Method 3: Custom Base URL in the OpenAI SDK
If you script against the OpenAI SDK directly (for batch jobs, CI checks, or your own tooling), set the base URL when you construct the client. The same endpoint that serves Codex also serves these clients.
Python:
from openai import OpenAI
client = OpenAI(
base_url="https://gateway.example.com/v1",
api_key="your-endpoint-token",
)
resp = client.chat.completions.create(
model="qwen2.5-coder:14b",
messages=[{"role": "user", "content": "Summarize this diff"}],
)
print(resp.choices[0].message.content)
Node / TypeScript:
import OpenAI from "openai";
const client = new OpenAI({
baseURL: "https://gateway.example.com/v1",
apiKey: process.env.GATEWAY_API_KEY,
});
const resp = await client.chat.completions.create({
model: "qwen2.5-coder:14b",
messages: [{ role: "user", content: "Summarize this diff" }],
});
console.log(resp.choices[0].message.content);
Because the contract is identical, you can develop against the cloud, then flip a single URL to run the same code against local hardware.
Verifying the Endpoint
Before debugging Codex, confirm the endpoint answers directly. A working OpenAI-compatible server lists its models:
curl https://gateway.example.com/v1/models \
-H "Authorization: Bearer your-endpoint-token"
You should get a JSON list of model IDs. Test a completion next:
curl https://gateway.example.com/v1/chat/completions \
-H "Authorization: Bearer your-endpoint-token" \
-H "Content-Type: application/json" \
-d '{
"model": "qwen2.5-coder:14b",
"messages": [{"role": "user", "content": "ping"}]
}'
If these curl calls succeed but Codex fails, the problem is in your Codex config, not the endpoint.
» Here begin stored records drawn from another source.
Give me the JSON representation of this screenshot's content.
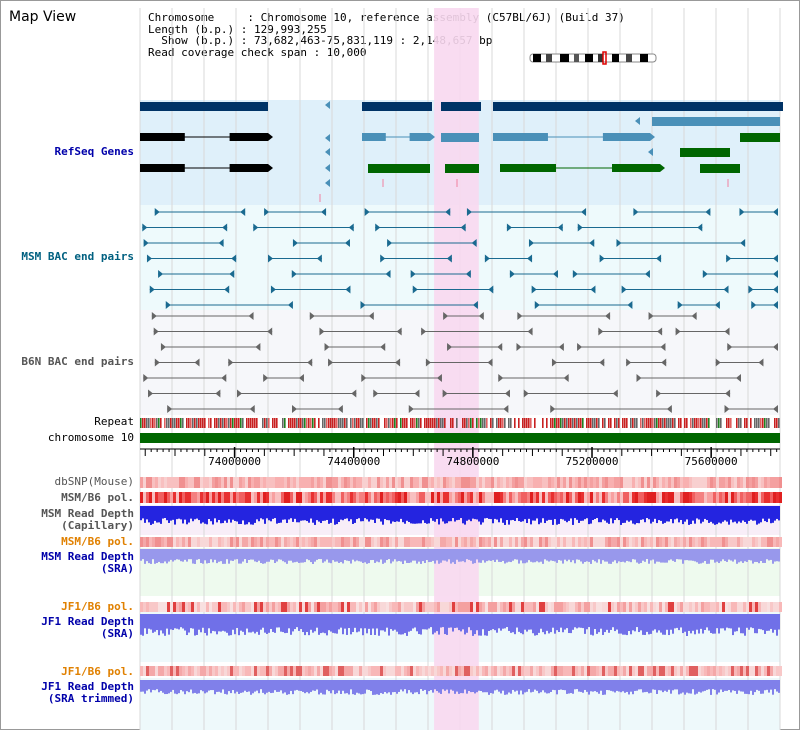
{
  "title": "Map View",
  "info": {
    "chromosome_line": "Chromosome     : Chromosome 10, reference assembly (C57BL/6J) (Build 37)",
    "length_line": "Length (b.p.) : 129,993,255",
    "show_line": "  Show (b.p.) : 73,682,463-75,831,119 : 2,148,657 bp",
    "coverage_line": "Read coverage check span : 10,000"
  },
  "tracks": {
    "refseq": {
      "label": "RefSeq Genes",
      "color": "#0000aa"
    },
    "msm_bac": {
      "label": "MSM BAC end pairs",
      "color": "#006080"
    },
    "b6n_bac": {
      "label": "B6N BAC end pairs",
      "color": "#555555"
    },
    "repeat": {
      "label": "Repeat"
    },
    "chromosome": {
      "label": "chromosome 10"
    },
    "dbsnp": {
      "label": "dbSNP(Mouse)",
      "color": "#555555"
    },
    "msm_b6_pol_1": {
      "label": "MSM/B6 pol.",
      "color": "#555555"
    },
    "msm_depth_cap": {
      "label_1": "MSM Read Depth",
      "label_2": "(Capillary)",
      "color": "#555555"
    },
    "msm_b6_pol_2": {
      "label": "MSM/B6 pol.",
      "color": "#e08000"
    },
    "msm_depth_sra": {
      "label_1": "MSM Read Depth",
      "label_2": "(SRA)",
      "color": "#0000aa"
    },
    "jf1_b6_pol_1": {
      "label": "JF1/B6 pol.",
      "color": "#e08000"
    },
    "jf1_depth_sra": {
      "label_1": "JF1 Read Depth",
      "label_2": "(SRA)",
      "color": "#0000aa"
    },
    "jf1_b6_pol_2": {
      "label": "JF1/B6 pol.",
      "color": "#e08000"
    },
    "jf1_depth_trim": {
      "label_1": "JF1 Read Depth",
      "label_2": "(SRA trimmed)",
      "color": "#0000aa"
    }
  },
  "ruler": {
    "ticks": [
      {
        "label": "74000000",
        "value": 74000000
      },
      {
        "label": "74400000",
        "value": 74400000
      },
      {
        "label": "74800000",
        "value": 74800000
      },
      {
        "label": "75200000",
        "value": 75200000
      },
      {
        "label": "75600000",
        "value": 75600000
      }
    ]
  },
  "region": {
    "start": 73682463,
    "end": 75831119
  },
  "highlight": {
    "start": 74670000,
    "end": 74820000,
    "color": "#f8d8f0"
  },
  "colors": {
    "refseq_bg": "#dff0fa",
    "msm_bg": "#eefafc",
    "b6n_bg": "#f6f7fa",
    "depth_bg": "#eef9fb",
    "gene_navy": "#003366",
    "gene_teal": "#4a90b8",
    "gene_green": "#006600",
    "pol_red": "#e02020",
    "pol_pink": "#f8b8b8",
    "depth_blue": "#2020e0",
    "depth_light": "#8a8ae8",
    "chromosome_green": "#006600"
  }
}
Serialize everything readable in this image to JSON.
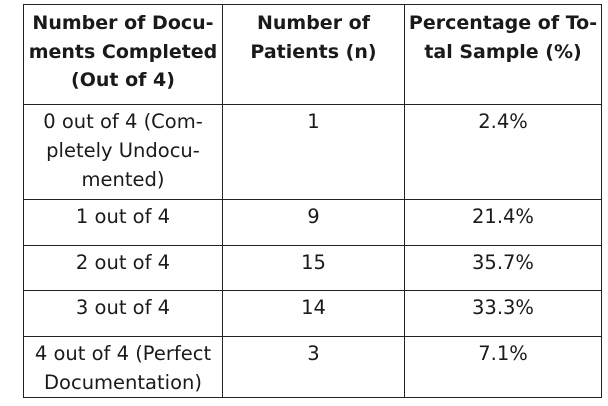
{
  "table": {
    "headers": [
      [
        "Number of Docu-",
        "ments Completed",
        "(Out of 4)"
      ],
      [
        "Number of",
        "Patients (n)"
      ],
      [
        "Percentage of To-",
        "tal Sample (%)"
      ]
    ],
    "rows": [
      {
        "documents": [
          "0 out of 4 (Com-",
          "pletely Undocu-",
          "mented)"
        ],
        "patients": "1",
        "percentage": "2.4%"
      },
      {
        "documents": [
          "1 out of 4"
        ],
        "patients": "9",
        "percentage": "21.4%"
      },
      {
        "documents": [
          "2 out of 4"
        ],
        "patients": "15",
        "percentage": "35.7%"
      },
      {
        "documents": [
          "3 out of 4"
        ],
        "patients": "14",
        "percentage": "33.3%"
      },
      {
        "documents": [
          "4 out of 4 (Perfect",
          "Documentation)"
        ],
        "patients": "3",
        "percentage": "7.1%"
      }
    ]
  }
}
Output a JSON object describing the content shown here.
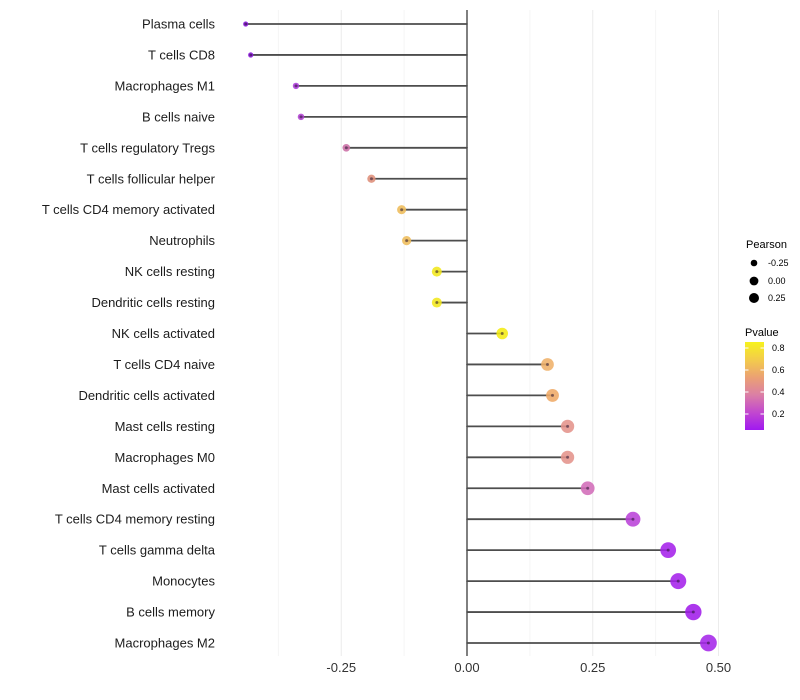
{
  "chart_data": {
    "type": "lollipop",
    "title": "",
    "xlabel": "",
    "ylabel": "",
    "xlim": [
      -0.5,
      0.56
    ],
    "x_ticks": [
      -0.25,
      0.0,
      0.25,
      0.5
    ],
    "x_tick_labels": [
      "-0.25",
      "0.00",
      "0.25",
      "0.50"
    ],
    "grid": "vertical-only",
    "baseline": 0,
    "points": [
      {
        "label": "Plasma cells",
        "pearson": -0.44,
        "pvalue": 0.1,
        "color": "#8E17E2"
      },
      {
        "label": "T cells CD8",
        "pearson": -0.43,
        "pvalue": 0.1,
        "color": "#8E17E2"
      },
      {
        "label": "Macrophages M1",
        "pearson": -0.34,
        "pvalue": 0.2,
        "color": "#AC3BDB"
      },
      {
        "label": "B cells naive",
        "pearson": -0.33,
        "pvalue": 0.22,
        "color": "#B040D2"
      },
      {
        "label": "T cells regulatory  Tregs",
        "pearson": -0.24,
        "pvalue": 0.38,
        "color": "#CC6FA6"
      },
      {
        "label": "T cells follicular helper",
        "pearson": -0.19,
        "pvalue": 0.52,
        "color": "#DE8E79"
      },
      {
        "label": "T cells CD4 memory activated",
        "pearson": -0.13,
        "pvalue": 0.62,
        "color": "#EEBC5A"
      },
      {
        "label": "Neutrophils",
        "pearson": -0.12,
        "pvalue": 0.62,
        "color": "#EEBC5A"
      },
      {
        "label": "NK cells resting",
        "pearson": -0.06,
        "pvalue": 0.82,
        "color": "#F1E71B"
      },
      {
        "label": "Dendritic cells resting",
        "pearson": -0.06,
        "pvalue": 0.82,
        "color": "#F1E71B"
      },
      {
        "label": "NK cells activated",
        "pearson": 0.07,
        "pvalue": 0.85,
        "color": "#F4EC12"
      },
      {
        "label": "T cells CD4 naive",
        "pearson": 0.16,
        "pvalue": 0.6,
        "color": "#EFB169"
      },
      {
        "label": "Dendritic cells activated",
        "pearson": 0.17,
        "pvalue": 0.58,
        "color": "#EFAA66"
      },
      {
        "label": "Mast cells resting",
        "pearson": 0.2,
        "pvalue": 0.5,
        "color": "#E4938B"
      },
      {
        "label": "Macrophages M0",
        "pearson": 0.2,
        "pvalue": 0.5,
        "color": "#E4938B"
      },
      {
        "label": "Mast cells activated",
        "pearson": 0.24,
        "pvalue": 0.38,
        "color": "#D16CB8"
      },
      {
        "label": "T cells CD4 memory resting",
        "pearson": 0.33,
        "pvalue": 0.25,
        "color": "#B942D8"
      },
      {
        "label": "T cells gamma delta",
        "pearson": 0.4,
        "pvalue": 0.15,
        "color": "#A521EA"
      },
      {
        "label": "Monocytes",
        "pearson": 0.42,
        "pvalue": 0.15,
        "color": "#A521EA"
      },
      {
        "label": "B cells memory",
        "pearson": 0.45,
        "pvalue": 0.12,
        "color": "#A01DE9"
      },
      {
        "label": "Macrophages M2",
        "pearson": 0.48,
        "pvalue": 0.13,
        "color": "#A527E9"
      }
    ],
    "legend_size": {
      "title": "Pearson",
      "entries": [
        {
          "label": "-0.25",
          "value": -0.25
        },
        {
          "label": "0.00",
          "value": 0.0
        },
        {
          "label": "0.25",
          "value": 0.25
        }
      ],
      "dot_color": "#000000"
    },
    "legend_color": {
      "title": "Pvalue",
      "tick_labels": [
        "0.8",
        "0.6",
        "0.4",
        "0.2"
      ],
      "gradient_top_to_bottom": [
        "#F6F21D",
        "#F3CC4B",
        "#EBA173",
        "#DB7FA5",
        "#C248CF",
        "#A019F0"
      ]
    },
    "colors": {
      "stem": "#4D4D4D",
      "zero_line": "#2B2B2B",
      "grid_major": "#ECECEC",
      "grid_minor": "#F5F5F5",
      "text": "#1C1C1C",
      "background": "#FFFFFF"
    }
  }
}
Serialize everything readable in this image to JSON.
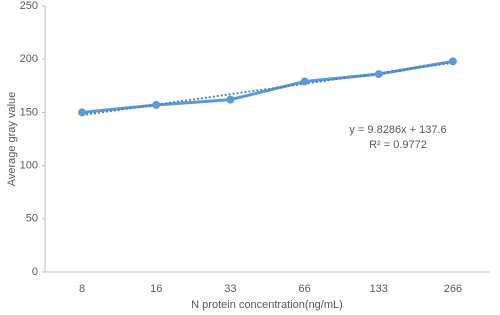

From a Single Endpoint to a Routing Gateway
A static base URL points every request at one place. That is fine until you want different behavior for different requests: cheap local inference for routine edits, cloud quality for hard refactors, and a fallback when your GPU is busy or offline.
Because the base URL is just an OpenAI-compatible HTTP endpoint, you can put a gateway at that URL instead of a single model server. The gateway accepts the same requests Codex already sends, then decides where to run them: a GPU you own (free and local), an edge cache for repeated prompts, and a cloud burst only when the local path fails. This is exactly the model an edge-first gateway such as Wide Area AI implements, and it is the practical reason the custom-base-URL pattern matters beyond a single local server. Codex never knows the difference, because the contract on the wire is unchanged.
Troubleshooting
Connection Refused or Timeout
- Confirm the base URL ends in
/v1. - Verify the server is reachable:
curl https://gateway.example.com/v1/models. - Check that no firewall or VPN is blocking the host or port.
401 Unauthorized
- The endpoint is validating the key. Provide the token it expects.
- For local servers (Ollama, llama.cpp), any non-empty
OPENAI_API_KEYworks. - Ensure the variable Codex reads (
OPENAI_API_KEYor yourenv_key) is the one you set.
Model Not Found (404)
- The model name does not exist on the target endpoint.
- List available models with the
/v1/modelscall above. - Use the exact ID the endpoint reports, including any version tag.
Codex Still Hits api.openai.com
- A profile or config value is overriding your environment variable. Check
~/.codex/config.toml. --profileand explicitmodel_providersettings take precedence overOPENAI_BASE_URL.- Run with verbose logging to confirm the resolved endpoint.